La “proposta-minaccia” avanzata dal professor Alessandro Pace in relazione ad un eventuale ricorso in caso di striminzita vittoria del Sì al referendum grazie -si teme- al voto degli italiani all’estero, incassa la perentoria bocciatura di uno dei testimonial del fronte del No: Massimo D’Alema.
Uno stop elegante-sarcastico in puro stile “baffiniano”: tagliente, sprezzante «per dimostrare certe cose servono le prove», indirizzato al mittente in diretta tv, davanti a milioni di spettatori, con un apparente quanto disarmante “buon senso”.

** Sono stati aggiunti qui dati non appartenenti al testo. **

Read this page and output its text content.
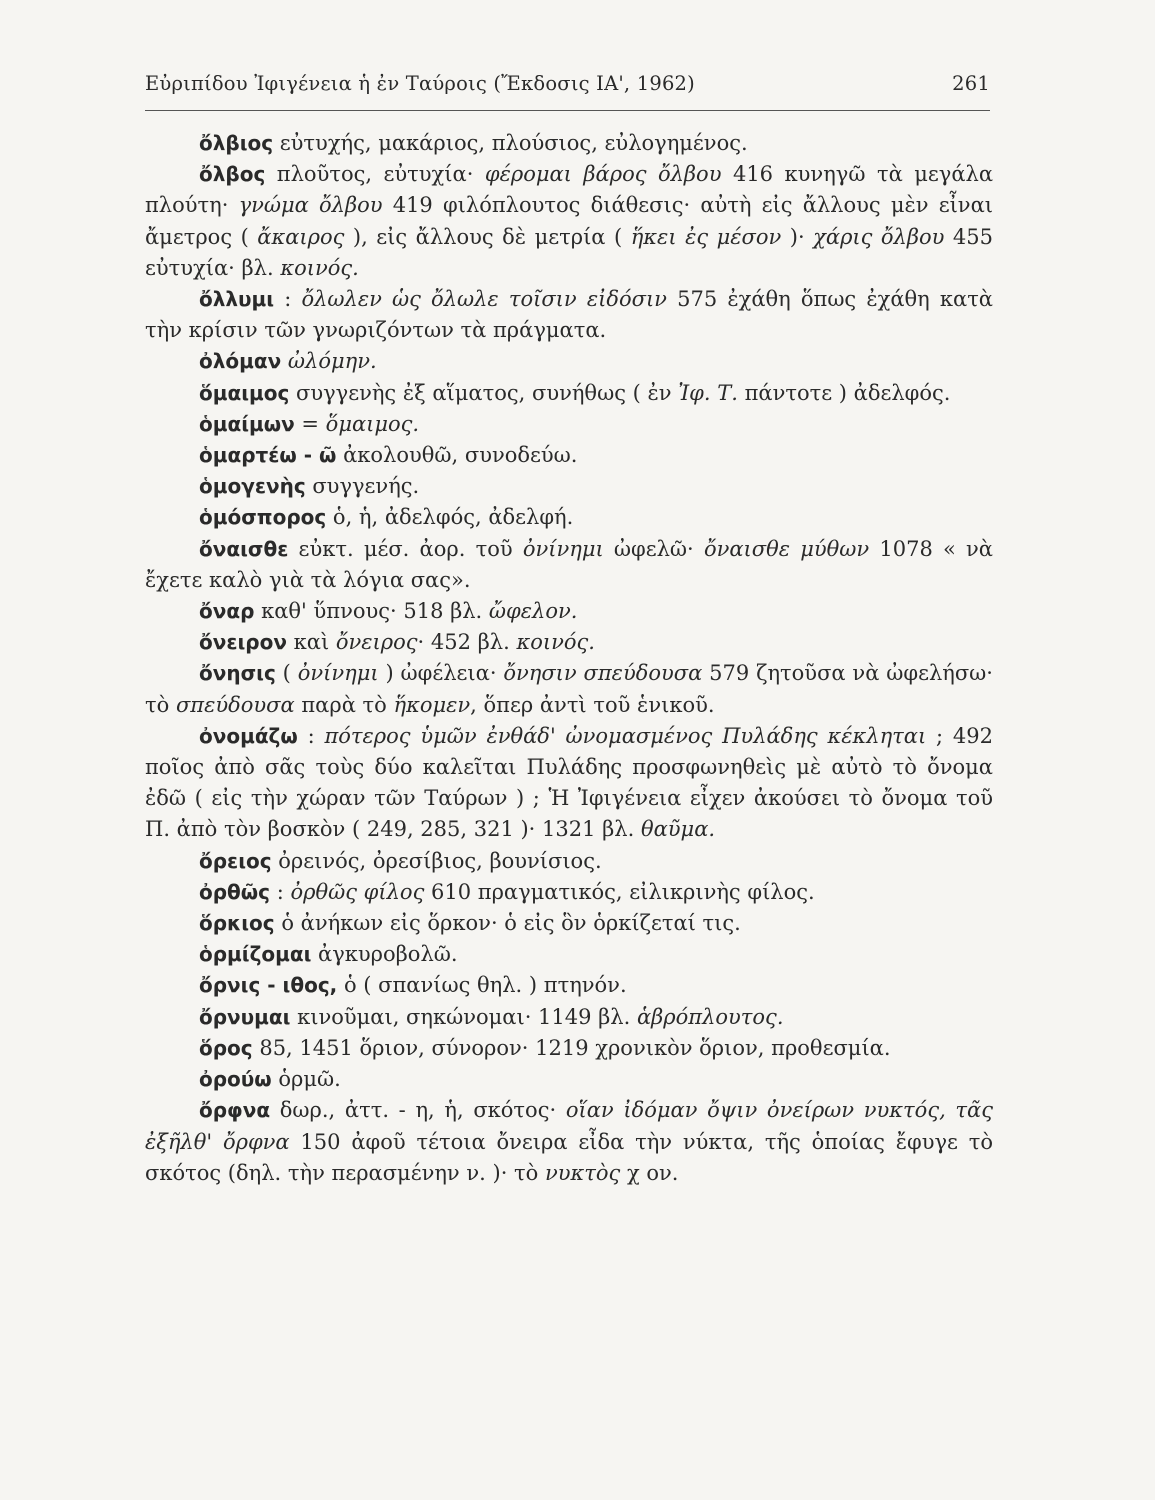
Εὐριπίδου Ἰφιγένεια ἡ ἐν Ταύροις (Ἔκδοσις ΙΑ', 1962)	261

ὄλβιος εὐτυχής, μακάριος, πλούσιος, εὐλογημένος.

ὄλβος πλοῦτος, εὐτυχία· φέρομαι βάρος ὄλβου 416 κυνηγῶ τὰ μεγάλα πλούτη· γνώμα ὄλβου 419 φιλόπλουτος διάθεσις· αὐτὴ εἰς ἄλλους μὲν εἶναι ἄμετρος ( ἄκαιρος ), εἰς ἄλλους δὲ μετρία ( ἥκει ἐς μέσον )· χάρις ὄλβου 455 εὐτυχία· βλ. κοινός.

ὄλλυμι : ὄλωλεν ὡς ὄλωλε τοῖσιν εἰδόσιν 575 ἐχάθη ὅπως ἐχάθη κατὰ τὴν κρίσιν τῶν γνωριζόντων τὰ πράγματα.

ὀλόμαν ὠλόμην.

ὅμαιμος συγγενὴς ἐξ αἵματος, συνήθως ( ἐν Ἰφ. Τ. πάντοτε ) ἀδελφός.

ὁμαίμων = ὅμαιμος.

ὁμαρτέω - ῶ ἀκολουθῶ, συνοδεύω.

ὁμογενὴς συγγενής.

ὁμόσπορος ὁ, ἡ, ἀδελφός, ἀδελφή.

ὄναισθε εὐκτ. μέσ. ἀορ. τοῦ ὀνίνημι ὠφελῶ· ὄναισθε μύθων 1078 « νὰ ἔχετε καλὸ γιὰ τὰ λόγια σας».

ὄναρ καθ' ὕπνους· 518 βλ. ὤφελον.

ὄνειρον καὶ ὄνειρος· 452 βλ. κοινός.

ὄνησις ( ὀνίνημι ) ὠφέλεια· ὄνησιν σπεύδουσα 579 ζητοῦσα νὰ ὠφελήσω· τὸ σπεύδουσα παρὰ τὸ ἥκομεν, ὅπερ ἀντὶ τοῦ ἑνικοῦ.

ὀνομάζω : πότερος ὑμῶν ἐνθάδ' ὠνομασμένος Πυλάδης κέκληται ; 492 ποῖος ἀπὸ σᾶς τοὺς δύο καλεῖται Πυλάδης προσφωνηθεὶς μὲ αὐτὸ τὸ ὄνομα ἐδῶ ( εἰς τὴν χώραν τῶν Ταύρων ) ; Ἡ Ἰφιγένεια εἶχεν ἀκούσει τὸ ὄνομα τοῦ Π. ἀπὸ τὸν βοσκὸν ( 249, 285, 321 )· 1321 βλ. θαῦμα.

ὄρειος ὀρεινός, ὀρεσίβιος, βουνίσιος.

ὀρθῶς : ὀρθῶς φίλος 610 πραγματικός, εἰλικρινὴς φίλος.

ὅρκιος ὁ ἀνήκων εἰς ὅρκον· ὁ εἰς ὃν ὁρκίζεταί τις.

ὁρμίζομαι ἀγκυροβολῶ.

ὄρνις - ιθος, ὁ ( σπανίως θηλ. ) πτηνόν.

ὄρνυμαι κινοῦμαι, σηκώνομαι· 1149 βλ. ἁβρόπλουτος.

ὅρος 85, 1451 ὅριον, σύνορον· 1219 χρονικὸν ὅριον, προθεσμία.

ὀρούω ὁρμῶ.

ὄρφνα δωρ., ἀττ. - η, ἡ, σκότος· οἵαν ἰδόμαν ὄψιν ὀνείρων νυκτός, τᾶς ἐξῆλθ' ὄρφνα 150 ἀφοῦ τέτοια ὄνειρα εἶδα τὴν νύκτα, τῆς ὁποίας ἔφυγε τὸ σκότος (δηλ. τὴν περασμένην ν. )· τὸ νυκτὸς χ ον.
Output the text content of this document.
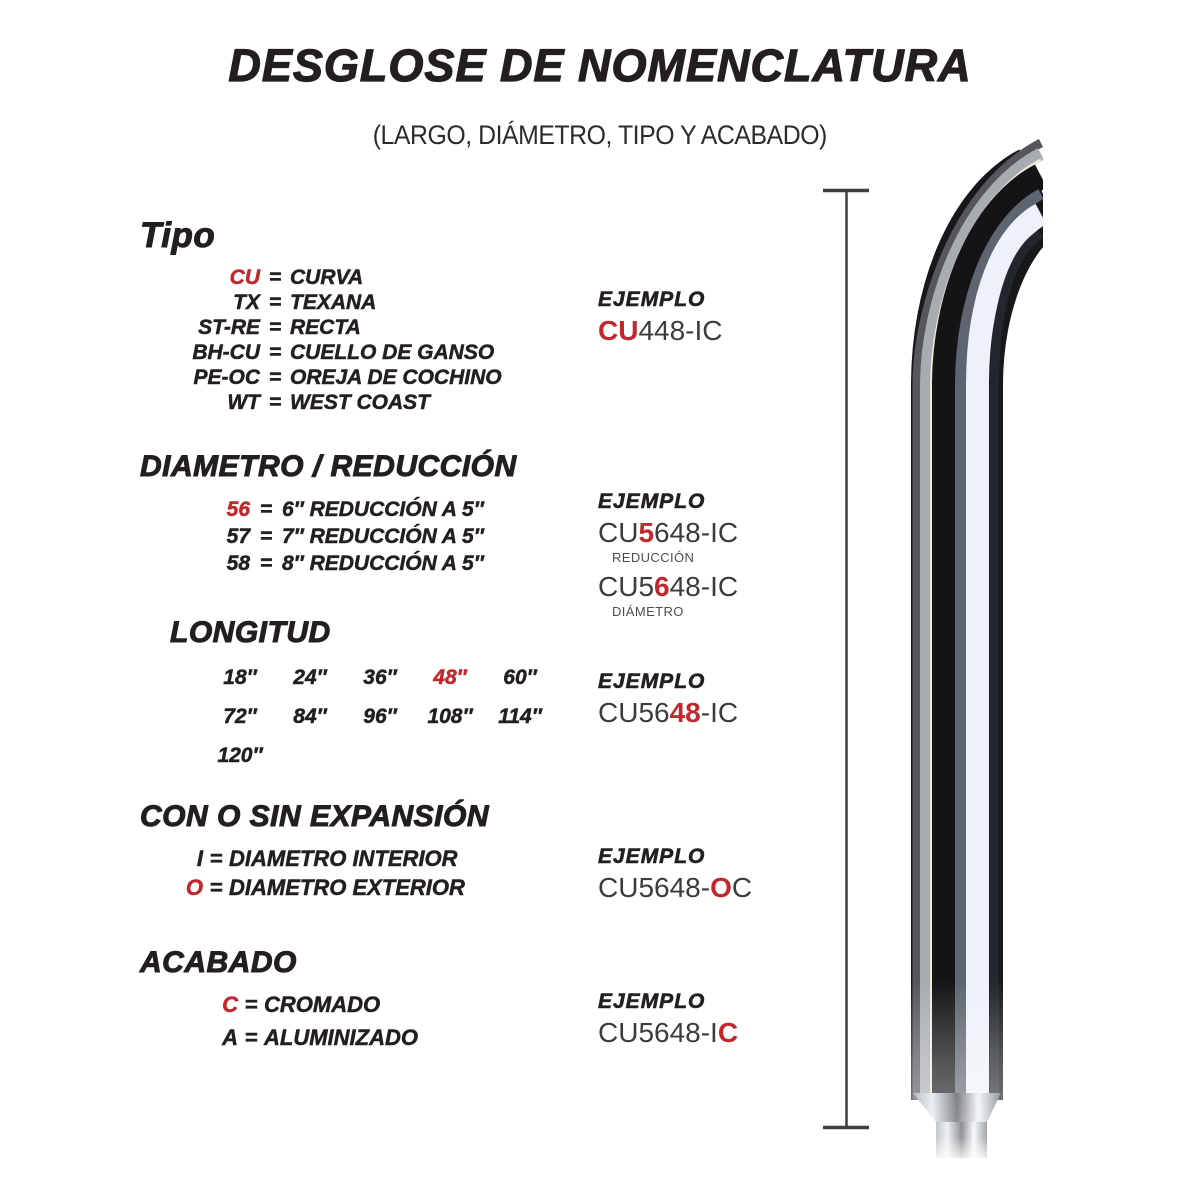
DESGLOSE DE NOMENCLATURA

(LARGO, DIÁMETRO, TIPO Y ACABADO)
Tipo
CU = CURVA
TX = TEXANA
ST-RE = RECTA
BH-CU = CUELLO DE GANSO
PE-OC = OREJA DE COCHINO
WT = WEST COAST
DIAMETRO / REDUCCIÓN
56 = 6″ REDUCCIÓN A 5″
57 = 7″ REDUCCIÓN A 5″
58 = 8″ REDUCCIÓN A 5″
LONGITUD
18″	24″	36″	48″	60″
72″	84″	96″	108″	114″
120″
CON O SIN EXPANSIÓN
I = DIAMETRO INTERIOR
O = DIAMETRO EXTERIOR
ACABADO
C = CROMADO
A = ALUMINIZADO
EJEMPLO
CU448-IC
EJEMPLO
CU5648-IC
REDUCCIÓN
CU5648-IC
DIÁMETRO
EJEMPLO
CU5648-IC
EJEMPLO
CU5648-OC
EJEMPLO
CU5648-IC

Questioni di second’ordine? Forse, ma la realtà sembra essere assai più cruda dei termini anche sugli scenari post-referendum: Grillo, Salvini e Meloni invocano le elezioni in caso di sconfitta del Sì per incassare il dividendo elettorale. D’Alema, Bersani, Speranza e la loro ditta chiedono che il governo resti perché hanno l’esigenza di prendersi il Pd prima del voto. Berlusconi da capo di Forza Italia, nel distinguersi da Mediaset schierata sul fronte del Sì, punta, come Cesa e De Mita, invece ad un governissimo di amplissima coalizione per tornare nella stanza dei bottoni senza pagare dazio e non rischiare di essere cancellati definitivamente.
Insomma tutto e il suo contrario. Un’accozzaglia? Macché, un rispettosissimo caos!